Es war einmal ein Königreich, das von einem gerechten König regiert wurde. Sein Reich bestand aus einer wunderschönen weißen Stadt, die von einer hohen und unüberwindbaren Mauer geschützt wurde. Die Stadt hatte sich über viele Generationen zu einer Perle der Menschheit entwickelt, die Bürger lebten in Wohlstand und Selbstbestimmung sowie in Liebe und Geborgenheit miteinander und ihr König regierte mit weiser Hand.

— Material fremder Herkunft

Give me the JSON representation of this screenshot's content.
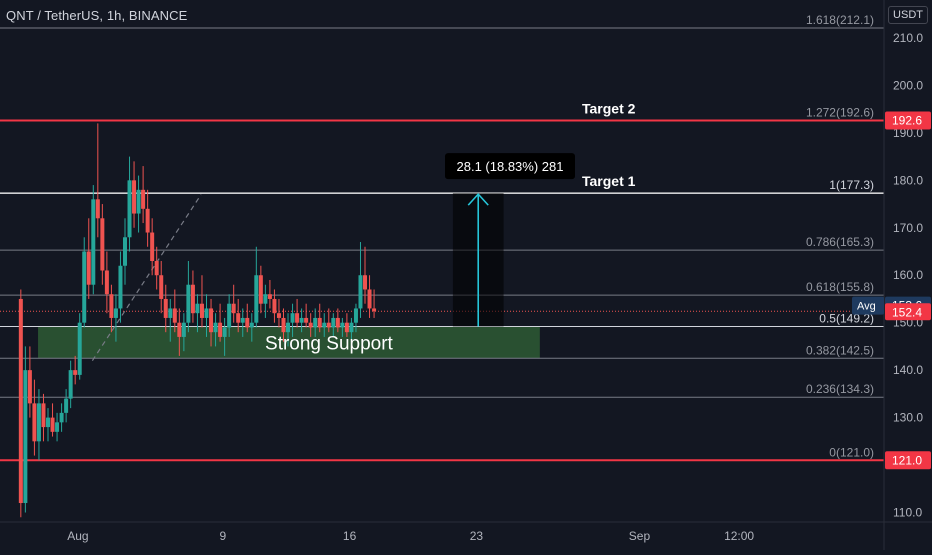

Es ergab sich, dass im Reich eines entfernten Vetters unseres Königs eine große Hungersnot ausbrach. Die Menschen dieses Reiches hatten nie die Zeiten eines gerechten Königs erfahren dürfen und lebten nach einer, unserem Volk unbekannten Art. Um der Not zu entfliehen zogen sie aus ihrem Land fort vor die Tore der weißen Stadt und verlangten Einlass. Diese Bitte wurde dem König vorgetragen und  so musste dieser eine Entscheidung treffen.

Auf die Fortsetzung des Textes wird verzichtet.